What is this, the USSR in 1981?

So not with you on what we need, Dude.

Anonymous said...

URL says it all....

a simulation of the potential spread of the Deepwater Horizon oil spill over 360 days.

Their hypothetical scenario? All sorts of bad.

Anonymous said...

Oh, here's a good one:

BP actually struck a volcano and the government is covering it up with pics, graphs, and video

Kit (Keep It Trill) said...

This story is so depressing, but thanks for sharing it.

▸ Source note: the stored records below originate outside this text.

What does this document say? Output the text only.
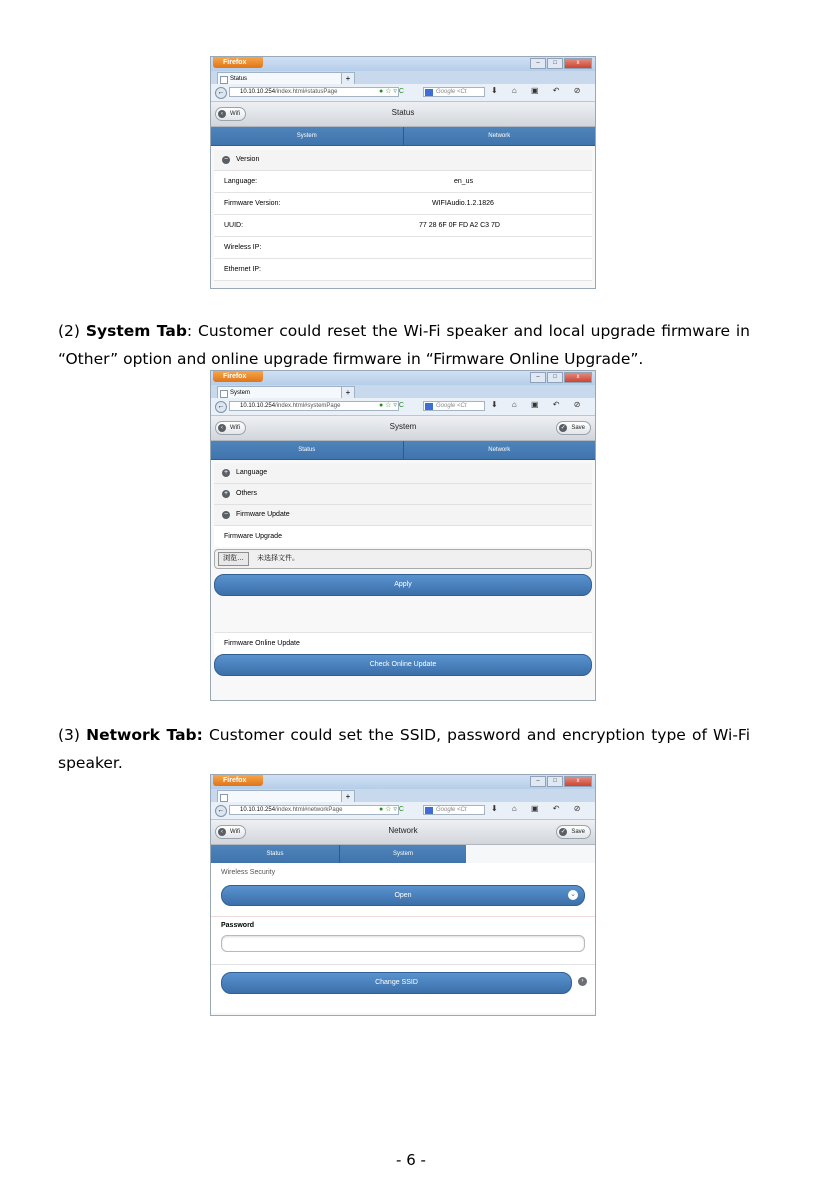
Firefox	–	□	x
Status	+
←	10.10.10.254/index.html#statusPage	● ☆ ▿ C	Google <Ct	⬇ ⌂ ▣ ↶ ⊘
‹	Wifi	Status
System	Network
− Version
Language:	en_us
Firmware Version:	WIFIAudio.1.2.1826
UUID:	77 28 6F 0F FD A2 C3 7D
Wireless IP:
Ethernet IP:
(2) System Tab: Customer could reset the Wi-Fi speaker and local upgrade firmware in “Other” option and online upgrade firmware in “Firmware Online Upgrade”.
Firefox	–	□	x
System	+
←	10.10.10.254/index.html#systemPage	● ☆ ▿ C	Google <Ct	⬇ ⌂ ▣ ↶ ⊘
‹	Wifi	System	✓ Save
Status	Network
+ Language
+ Others
− Firmware Update
Firmware Upgrade
浏览…	未选择文件。
Apply
Firmware Online Update
Check Online Update
(3) Network Tab: Customer could set the SSID, password and encryption type of Wi-Fi speaker.
Firefox	–	□	x
+
←	10.10.10.254/index.html#networkPage	● ☆ ▿ C	Google <Ct	⬇ ⌂ ▣ ↶ ⊘
‹	Wifi	Network	✓ Save
Status	System
Wireless Security
Open	⌄
Password
Change SSID	›
- 6 -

Your blog is one of my favorites.

Anonymous said...

Sounds like your kinda movie:

The central actor in Ruppert’s doomsday scenario is the concept of Peak Oil, which says basically that the internal combustion engine and access to such a cheap energy source has been the main driver of worldwide civilization and prosperity for about 150 years, but we’ve now reached peak production, and we’re on an inevitable downward slide which will see all our modern institutions collapse, because they’re all connected, and were all, in one way or another, propped up by oil products.

Jason Brad Berry said...

Yeah I know all about Ruppert. I used to read From the Wilderness weekly. He's an interesting dude, but I think he's definitely paranoid schiz. He claims his office was ramsacked by Black Ops and his life was being threatened. He took off to Venezuela for a while then I think landed in Canada.

I think he knows a lot of shit, but I also think he's a little delusional.

He did nail the economic crash 8 years ago. He's been rather prophetic on many things with the exception of Peak Oil. There is a documentary about him out now, but I haven't seen it yet.

Jason Brad Berry said...

Oh shit Collapse is the documentary....doh.

Anonymous said...

An explanation for the BP oil spill-

BP Oil Spill: White people did it !

Its interesting to see the reasons for this issue being taken in so many directions and becoming so personal.